As a pro, Newby was drafted second overall to the Saint John Mill Rats in the 2014 NBL Canada draft. On December 29, 2014, Newby was traded to the Mississauga Power for Alex Johnson. He registered averages of 8.4 points, 2.4 assists and 2.2 rebounds per game in a Mill Rats uniform. In his debut with the Power, Newby scored a team-high 27 points, grabbed four rebounds and registered two assists, going 8-of-11 from the field and logging 36 minutes. Mississauga vice president of basketball operations John Wiggins said of his performance: "What's great about it is it's unbridled, he's just going out there and playing. Imagine what happens when A) he learns (head coach Kyle Julius') systems and the philosophies of what we're trying to do and B) just getting more time with the kid … By the time the playoffs come, he'll be ready." In 18 games, Newby averaged 5.2 points, 1.6 rebounds and 1.3 assists per game and was named to the NBL All-Rookie Team.

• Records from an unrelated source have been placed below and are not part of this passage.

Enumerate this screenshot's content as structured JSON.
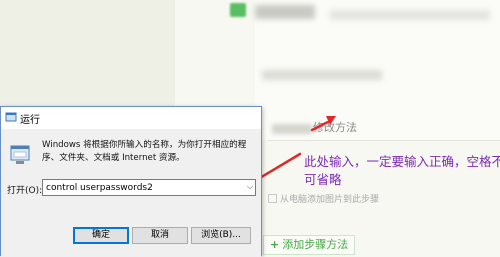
{
  "background_page": {
    "step_title": "修改方法",
    "note": "此处输入，一定要输入正确，空格不可省略",
    "checkbox_label": "从电脑添加图片到此步骤",
    "add_step_label": "添加步骤方法",
    "colors": {
      "note": "#7d2bb5",
      "accent_green": "#45a845",
      "arrow": "#e0292b"
    }
  },
  "run_dialog": {
    "title": "运行",
    "description": "Windows 将根据你所输入的名称，为你打开相应的程序、文件夹、文档或 Internet 资源。",
    "open_label": "打开(O):",
    "open_value": "control userpasswords2",
    "buttons": {
      "ok": "确定",
      "cancel": "取消",
      "browse": "浏览(B)..."
    },
    "icons": {
      "title": "run-app-icon",
      "body": "run-program-icon",
      "dropdown": "chevron-down-icon"
    }
  }
}
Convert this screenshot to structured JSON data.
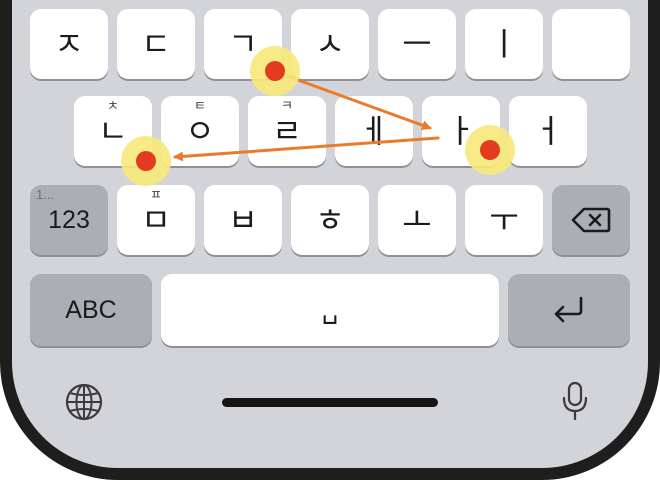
{
  "keyboard": {
    "row1": [
      {
        "char": "ㅈ"
      },
      {
        "char": "ㄷ"
      },
      {
        "char": "ㄱ"
      },
      {
        "char": "ㅅ"
      },
      {
        "char": "ㅡ"
      },
      {
        "char": "ㅣ"
      },
      {
        "char": ""
      }
    ],
    "row2": [
      {
        "char": "ㄴ",
        "sub": "ㅊ"
      },
      {
        "char": "ㅇ",
        "sub": "ㅌ"
      },
      {
        "char": "ㄹ",
        "sub": "ㅋ"
      },
      {
        "char": "ㅔ"
      },
      {
        "char": "ㅏ"
      },
      {
        "char": "ㅓ"
      }
    ],
    "row3": [
      {
        "char": "ㅁ",
        "sub": "ㅍ"
      },
      {
        "char": "ㅂ"
      },
      {
        "char": "ㅎ"
      },
      {
        "char": "ㅗ"
      },
      {
        "char": "ㅜ"
      }
    ],
    "numbers_key": {
      "label": "123",
      "hint": "1..."
    },
    "delete_key": {
      "icon": "backspace-icon"
    },
    "abc_key": {
      "label": "ABC"
    },
    "space_key": {
      "label": "␣"
    },
    "return_key": {
      "icon": "return-icon"
    },
    "globe_key": {
      "icon": "globe-icon"
    },
    "mic_key": {
      "icon": "microphone-icon"
    }
  },
  "swipe_path": {
    "points": [
      "ㄱ",
      "ㅏ",
      "ㄴ"
    ],
    "dot_color": "#e23b1f",
    "halo_color": "#f7e97a",
    "arrow_color": "#ec7a2c"
  },
  "colors": {
    "keyboard_bg": "#d3d4d9",
    "letter_key": "#ffffff",
    "function_key": "#abaeb5",
    "phone_frame": "#1e1e1e"
  }
}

Over the summer of 2015, Newby traveled to Italy and participated in the ALLINSPORT Summer League. He won the league's slam dunk contest in late June and gained attention from his alma mater Gannon and the NBL Canada. On October 31, Newby was acquired by the Raptors 905 of the NBA Development League following a successful tryout with the team. However, he was waived on November 11 before the start of the season. For the 2015–16 season, Newby signed back with the Saint John Mill Rats, marking his second season in the NBL Canada.

In April 2020, Newby signed with the Fraser Valley Bandits of the Canadian Elite Basketball League.

In July 2020, Newby agreed terms with Spanish third-tier team Círculo Gijón.

==Personal life==
Newby is the youngest of three siblings, with sister Sonya McKenzie and brother DeWayne Newby. Jabs' parents are Wilfried and Annie Riley. Jabs majored in sports management while at Gannon University.

Newby's full first name is Jabulani, which means "to bring happiness." His sister gave him the moniker "Jabs" when he was four years old because outsiders had trouble pronouncing his full name. Newby said, "I like my nickname a lot because it's short and sweet. I'm one of the few basketball players with a name like that. My name is memorable and nobody's going to forget about it."